She and her team have been tasked with re-imagining what their institution should be about, 141 years after it was founded and about to be transposed into a radically different setting.

And it’s a welcome occasion to reboot and rethink. Her appointment came on the back of a tumultuous period at the Powerhouse, climaxing in 2018 when a gala fashion fundraising ball that cost $388,000 to stage raised just $78,000.

Director Dolla Merrillees stepped down soon after. Havilah became the fourth MAAS leader in 5½ years, and plenty in the arts world called the job a poisoned chalice. However, there was also a consensus that if one person could pull it off, that person was Lisa Havilah.

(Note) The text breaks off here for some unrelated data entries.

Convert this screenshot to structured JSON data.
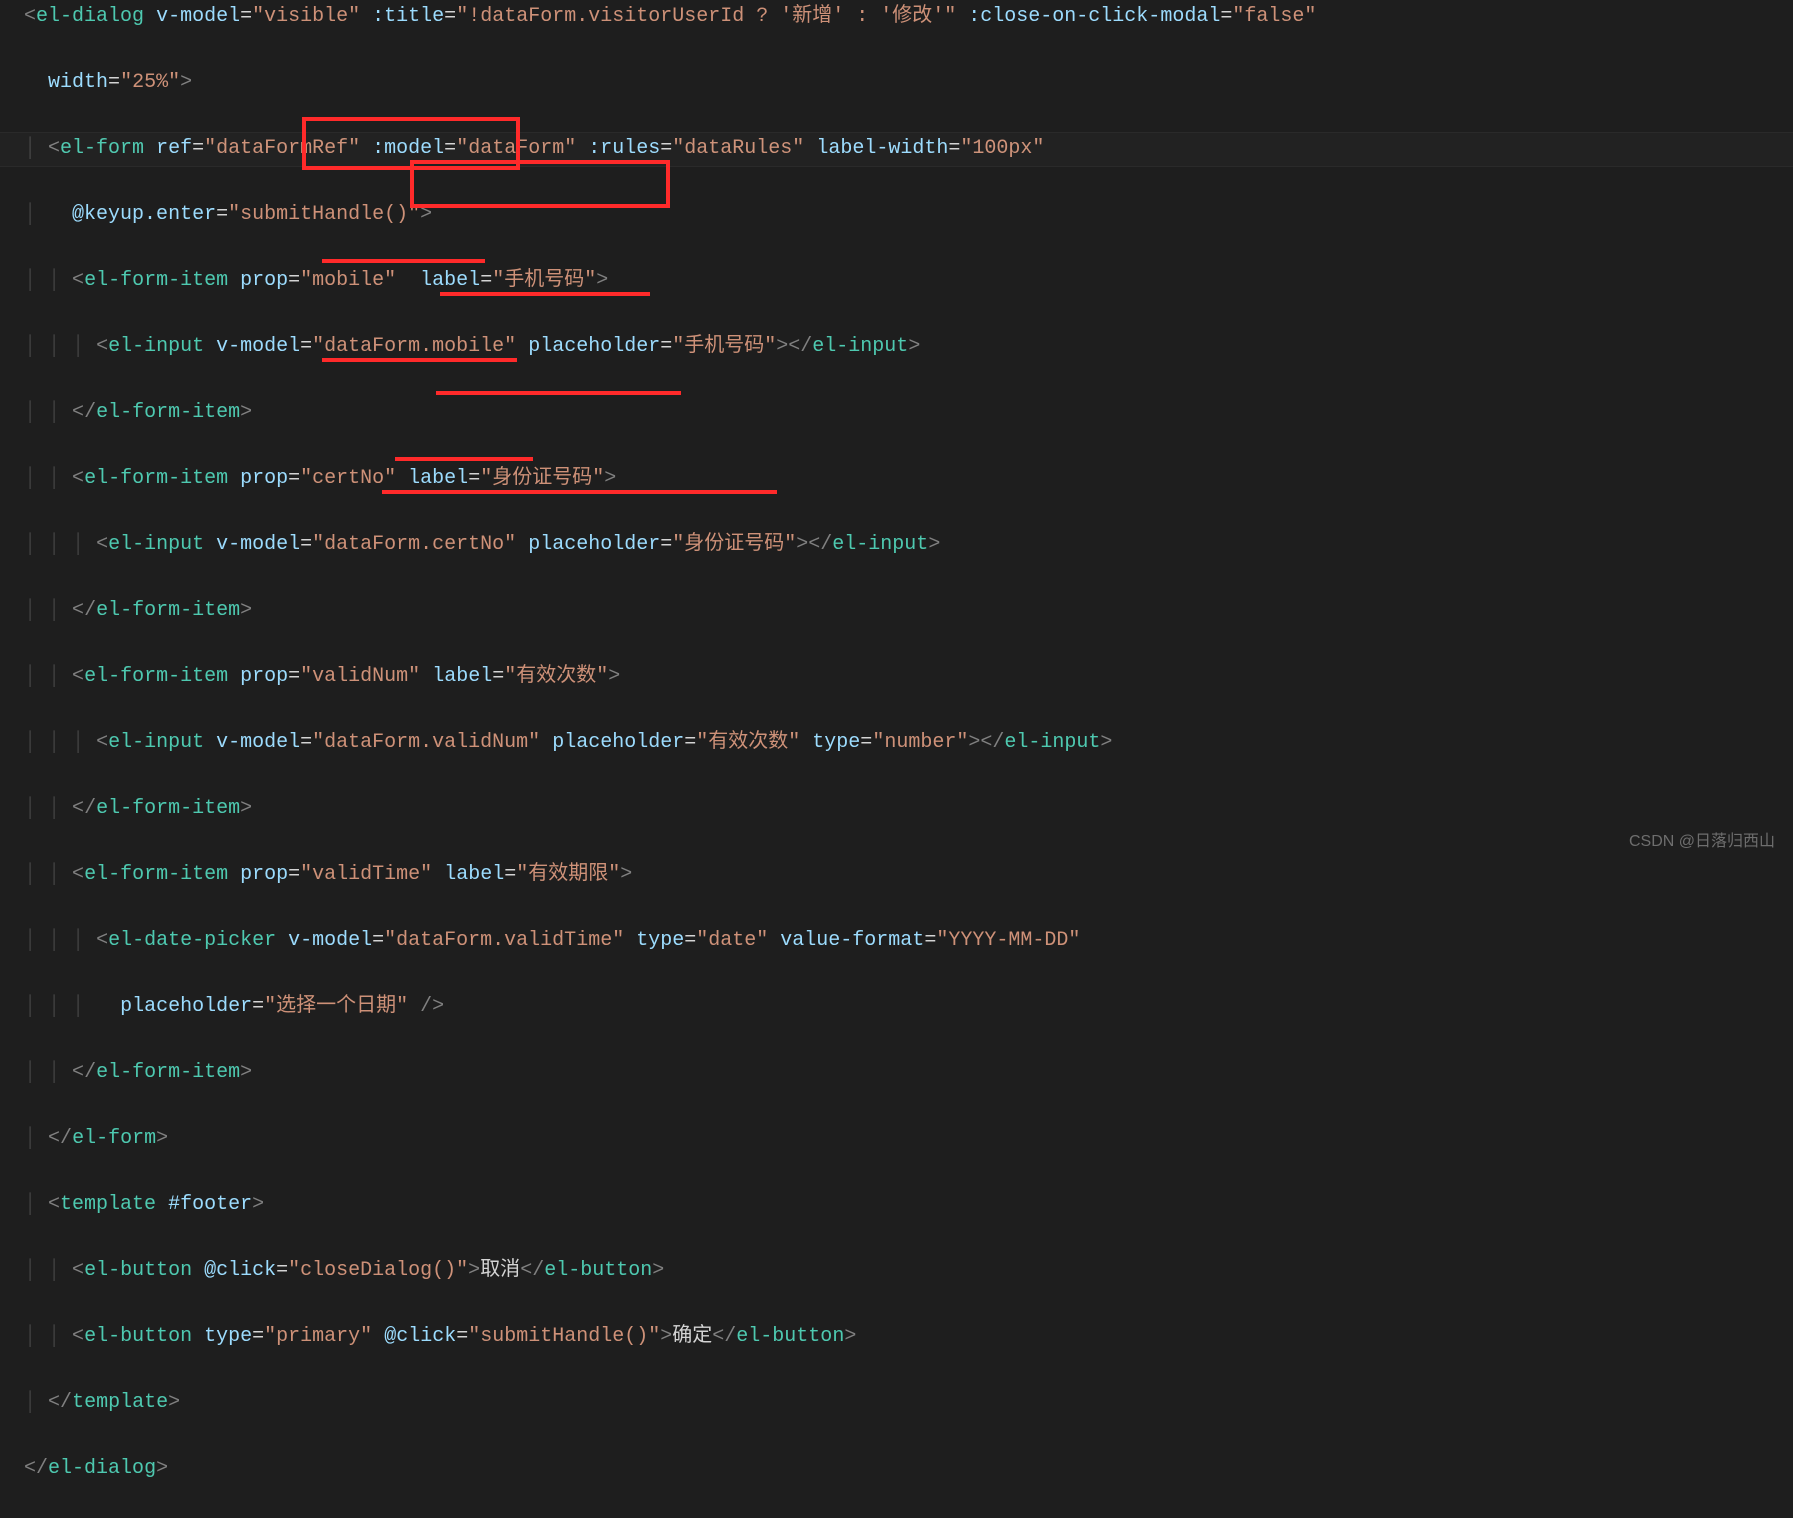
{
  "code": {
    "l1": "  <el-dialog v-model=\"visible\" :title=\"!dataForm.visitorUserId ? '新增' : '修改'\" :close-on-click-modal=\"false\"",
    "l2": "    width=\"25%\">",
    "l3": "    <el-form ref=\"dataFormRef\" :model=\"dataForm\" :rules=\"dataRules\" label-width=\"100px\"",
    "l4": "      @keyup.enter=\"submitHandle()\">",
    "l5": "      <el-form-item prop=\"mobile\"  label=\"手机号码\">",
    "l6": "        <el-input v-model=\"dataForm.mobile\" placeholder=\"手机号码\"></el-input>",
    "l7": "      </el-form-item>",
    "l8": "      <el-form-item prop=\"certNo\" label=\"身份证号码\">",
    "l9": "        <el-input v-model=\"dataForm.certNo\" placeholder=\"身份证号码\"></el-input>",
    "l10": "      </el-form-item>",
    "l11": "      <el-form-item prop=\"validNum\" label=\"有效次数\">",
    "l12": "        <el-input v-model=\"dataForm.validNum\" placeholder=\"有效次数\" type=\"number\"></el-input>",
    "l13": "      </el-form-item>",
    "l14": "      <el-form-item prop=\"validTime\" label=\"有效期限\">",
    "l15": "        <el-date-picker v-model=\"dataForm.validTime\" type=\"date\" value-format=\"YYYY-MM-DD\"",
    "l16": "          placeholder=\"选择一个日期\" />",
    "l17": "      </el-form-item>",
    "l18": "    </el-form>",
    "l19": "    <template #footer>",
    "l20": "      <el-button @click=\"closeDialog()\">取消</el-button>",
    "l21": "      <el-button type=\"primary\" @click=\"submitHandle()\">确定</el-button>",
    "l22": "    </template>",
    "l23": "  </el-dialog>"
  },
  "watermark": "CSDN @日落归西山"
}
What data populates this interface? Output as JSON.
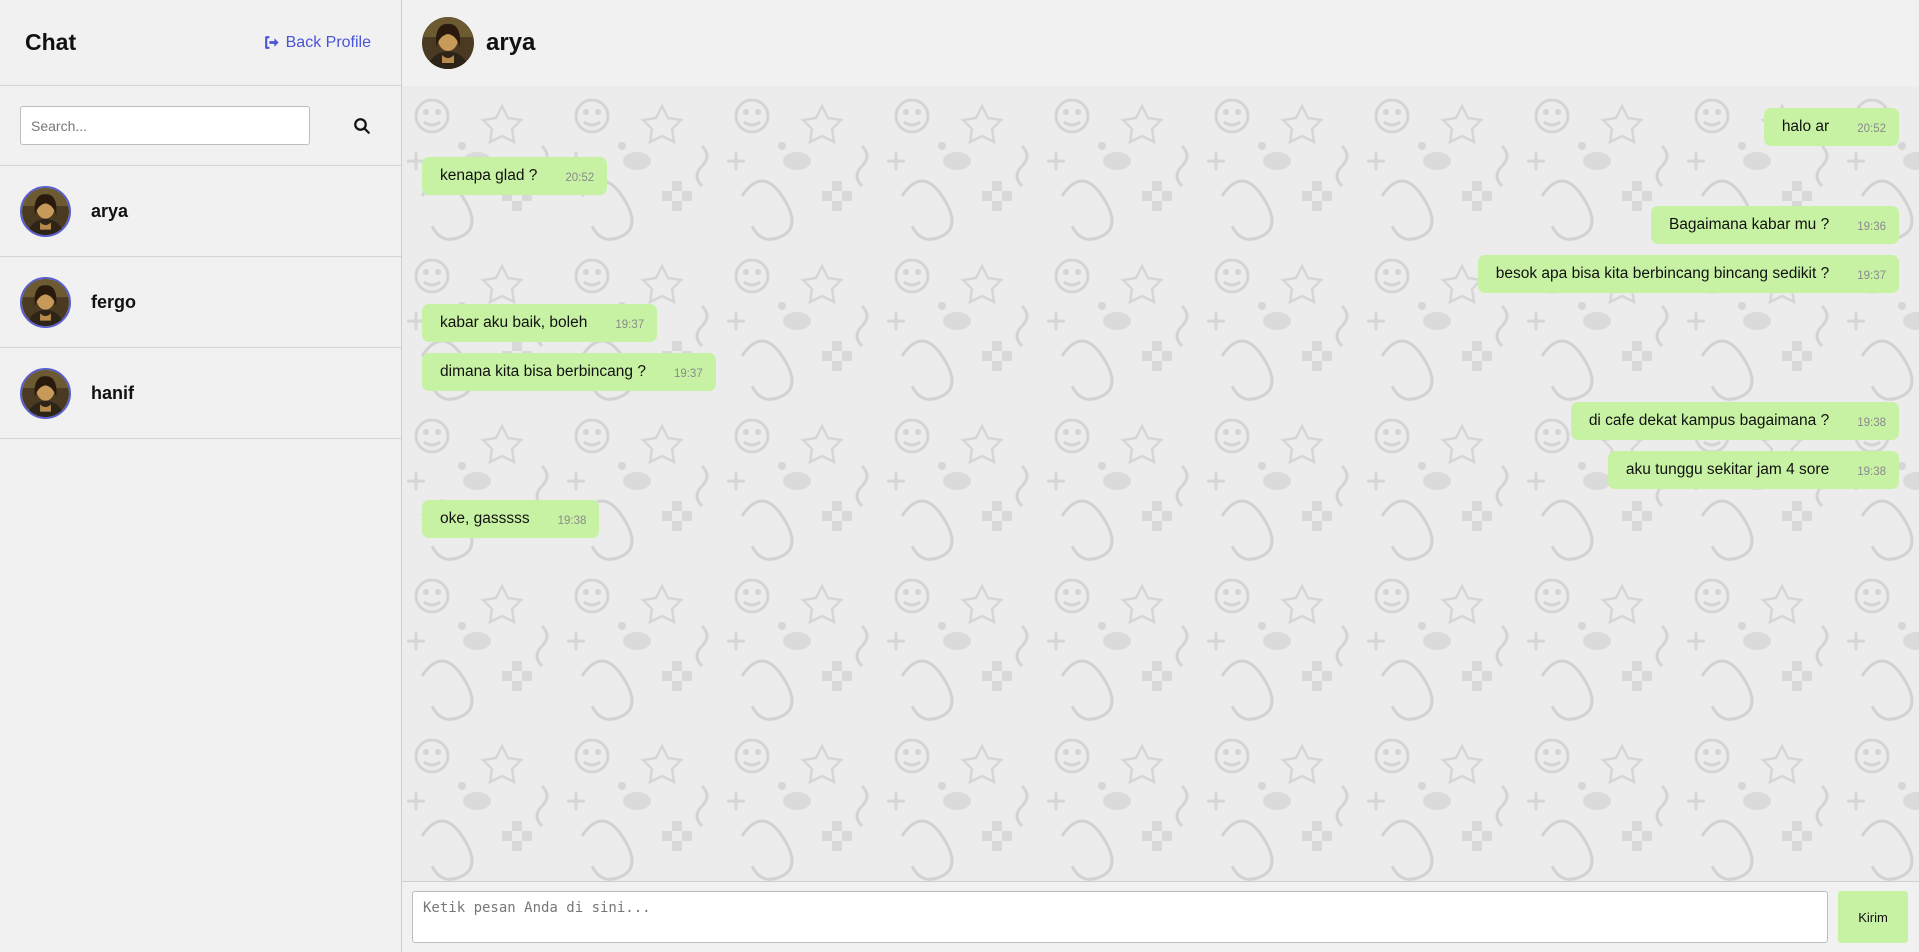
{
  "sidebar": {
    "title": "Chat",
    "back_label": "Back Profile",
    "search_placeholder": "Search...",
    "contacts": [
      {
        "name": "arya"
      },
      {
        "name": "fergo"
      },
      {
        "name": "hanif"
      }
    ]
  },
  "chat": {
    "contact_name": "arya",
    "messages": [
      {
        "dir": "out",
        "text": "halo ar",
        "time": "20:52"
      },
      {
        "dir": "in",
        "text": "kenapa glad ?",
        "time": "20:52"
      },
      {
        "dir": "out",
        "text": "Bagaimana kabar mu ?",
        "time": "19:36"
      },
      {
        "dir": "out",
        "text": "besok apa bisa kita berbincang bincang sedikit ?",
        "time": "19:37"
      },
      {
        "dir": "in",
        "text": "kabar aku baik, boleh",
        "time": "19:37"
      },
      {
        "dir": "in",
        "text": "dimana kita bisa berbincang ?",
        "time": "19:37"
      },
      {
        "dir": "out",
        "text": "di cafe dekat kampus bagaimana ?",
        "time": "19:38"
      },
      {
        "dir": "out",
        "text": "aku tunggu sekitar jam 4 sore",
        "time": "19:38"
      },
      {
        "dir": "in",
        "text": "oke, gasssss",
        "time": "19:38"
      }
    ],
    "composer_placeholder": "Ketik pesan Anda di sini...",
    "send_label": "Kirim"
  },
  "colors": {
    "accent_link": "#4a54d6",
    "bubble": "#c8f2a3",
    "panel": "#f1f1f1"
  },
  "icons": {
    "back": "sign-out-icon",
    "search": "search-icon"
  }
}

In short, the woman is a powerhouse, if you’ll pardon the pun. Outwardly modest, she has an iron-clad will to achieve her desired outcomes.

But success at the speed and magnitude Havilah insisted on at Carriageworks is rarely realised without ruffling a few feathers along the way.

In late December, Havilah stood by Minister Harwin for the long-awaited announcement of the architects of the new Powerhouse: Paris-based Moreau Kusunoki with Australian firm Genton, a consortium soon nicknamed MKG.

Their winning design will take shape on the Parramatta River, about 24 kilometres west of the Sydney CBD, and be central to the much-hyped Powerhouse Precinct, which local and state governments hope will transform Parramatta into a revitalised, 24-hour cultural hub.

A walkway will connect the museum to trains, a new underground metro, light rail, “eat street” and the river. The new Bankwest Stadium and proposed $100 million redevelopment of the Riverside Theatres, as well as the Western Sydney Parklands, are all integral to the development and part of Premier Berejiklian’s “30-minute cities” concept: putting all Sydneysiders within 30 minutes by public transport of one of three CBDs.

“For Parramatta to have this major cultural institution at its heart is a very symbolic thing the government has done, in saying that access to culture is something that’s important for western Sydney,” says Havilah.